Podcasts 'could die' from programmatic push

Lindsay Bennett
By Lindsay Bennett | 2 August 2016

The rise of digital has meant marketers have become accountable for every spendable dollar and with podcasts looped into the same genre of “new media”, the push to programmatic is coming thick and fast from media buyers. But podcast publishers and those in the audio industry are concerned that programmatic could kill podcasts before they’ve had their chance to really shine.

Speaking at an International Advertising Association (IAA) event held by Nova, head of creative services Andy Milne expressed concern that programmatic in the podcast space could have dire consequences.

“If you just buy the best CPM available and stick it in there, you lose contextualisation and then podcasts become dead,” Milne said.

“No one will accept an ad, no matter what the platform, if it’s contextually irrelevant.”

He said media agencies are struggling to get their head around how to buy media for podcasts.

“We have conversations with media agencies who want to buy podcasts so they buy radio and it’s not the same. Podcasts are consumed differently and serve a different purpose,” Milne said.

“At the moment we are talking about a traditional media buying model, which is there’s a program, I’ll insert my message in that program and I need to buy a lot of media to get cut through. We need to look at how people buy podcasts because it’s not the same as radio or traditional media.”

An audience member from performance marketing network Optimise said the only way to not make podcasts a programmatic race to the bottom is to hold out audio as an intimate product for as long as possible and push the idea of sponsored content, not ad slots.

Mamamia Women’s Network director of podcasts Monique Bowley believes the sponsored content model works best for Mamamia’s content.

“We tell our advertisers be the content, don’t disrupt the content,” she said. “We want sponsors for our show who don’t want the typical 30-second slot.”

Working with Uncle Toby’s, Mamamia built a sponsored segment for the brand, where the hosts would talk about the best moment of their week.

“When you can work with advertisers that give you creative reign and don’t just want the white wash of a 30-second ad read – we love that,” Bowley said.

Measurability holding advertisers back

Matthew Gain, head of ANZ operations for audiobook company Audible, said the lack of attribution data and measurability is currently deterring advertisers from investing in podcasts.

“It’s very difficult to see the listenership for any podcast because the publisher has no idea what happens when it lands on the device,” Gain said.

Bowley agreed, adding data from Apple doesn’t add much clarity and other podcast producers are unlikely to share their audience figures to create a benchmark comparison.

While Bowley says Mamamia isn’t seeing any limitations in garnering advertising interest, she understands big advertisers want solid numbers and they aren’t available right now.

Media Stable MD Nic Hayes, who also regularly appears on the podcast Brand Newsroom, agreed, saying: “Limitations are coming from those who hold the purse strings.

“Some brands aren’t looking to spread across mediums because it’s about the numbers – they like them big.

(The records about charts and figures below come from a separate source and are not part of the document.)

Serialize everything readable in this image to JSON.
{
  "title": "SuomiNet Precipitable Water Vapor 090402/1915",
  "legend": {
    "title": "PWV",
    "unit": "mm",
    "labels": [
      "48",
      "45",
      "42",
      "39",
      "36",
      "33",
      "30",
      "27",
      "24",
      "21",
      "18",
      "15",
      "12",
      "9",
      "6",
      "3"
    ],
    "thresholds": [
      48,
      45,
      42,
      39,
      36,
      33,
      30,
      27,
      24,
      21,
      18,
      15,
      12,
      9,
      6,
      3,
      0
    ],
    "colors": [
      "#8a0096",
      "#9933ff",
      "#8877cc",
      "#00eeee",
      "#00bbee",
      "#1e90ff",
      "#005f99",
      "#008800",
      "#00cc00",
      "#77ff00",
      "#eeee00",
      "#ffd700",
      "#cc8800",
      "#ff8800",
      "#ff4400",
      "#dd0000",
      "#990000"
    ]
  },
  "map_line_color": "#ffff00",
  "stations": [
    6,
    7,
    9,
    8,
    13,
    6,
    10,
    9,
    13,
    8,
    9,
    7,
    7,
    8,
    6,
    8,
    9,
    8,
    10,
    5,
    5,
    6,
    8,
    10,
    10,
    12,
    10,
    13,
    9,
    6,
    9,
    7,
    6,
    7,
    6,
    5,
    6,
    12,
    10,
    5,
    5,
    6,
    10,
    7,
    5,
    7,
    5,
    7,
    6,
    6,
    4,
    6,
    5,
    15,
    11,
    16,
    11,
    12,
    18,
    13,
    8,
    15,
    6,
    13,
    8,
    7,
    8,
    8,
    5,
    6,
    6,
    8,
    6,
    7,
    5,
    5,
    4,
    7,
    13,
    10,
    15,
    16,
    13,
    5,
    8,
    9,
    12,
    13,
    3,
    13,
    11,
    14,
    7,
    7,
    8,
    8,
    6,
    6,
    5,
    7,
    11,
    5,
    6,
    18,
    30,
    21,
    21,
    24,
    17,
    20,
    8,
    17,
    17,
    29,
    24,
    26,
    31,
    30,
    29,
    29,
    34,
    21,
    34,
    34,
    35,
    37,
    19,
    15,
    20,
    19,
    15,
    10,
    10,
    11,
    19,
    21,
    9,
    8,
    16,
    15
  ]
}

In the case of podcasts, finding the right audience can be harder than other mediums,” Hayes said.

Gain said if people are chasing ROI, they are likely to go for more traditional outlets because of podcasts short falls.

“Traditional ads, even if they are bad like Coles’ Down Down ads, have better ROI, so at the moment traditional advertising looks much more effective,” he said.

Audible is able to gather huge amounts of consumer data because it is used on a mobile device, which is why podcasts are in the position to do the same thing, Gain said.

“There is so much technology on the devices we consume podcasts on. If people want to monetise the platform more effectively, they’ve got to give better data around the listener, which is all there,” Gain said.

“It’s up to the podcast producers to solve the issue so media buyers can apply it more effectively in a way that’s measurable.”

The future

In five years’ time Bowley predicts podcasts will have moved into a subscription model, similar to that of Spotify and Netflix.

“If we end up with programmatic advertising and it’s a race to the bottom, I think we’ll see a Spotify model for podcasts, where you purchase an ad free model,” Bowley said.

Gain said advertising isn’t going to work for every podcast and the future for some will be in niche markets.

“The programmatic move is happening whether you like it or not. Whether that’s effective or not, it’s the mass play,” he said.

“For the future, I’d be thinking the niche play because advertising isn’t the way you are going to make money unless you have a mass audience like Mamamia.”

Milne expects to see the further categorisation of podcasts, both for consumer facing and commercial benefit, which will eventually allow AI technology to serve more content to users.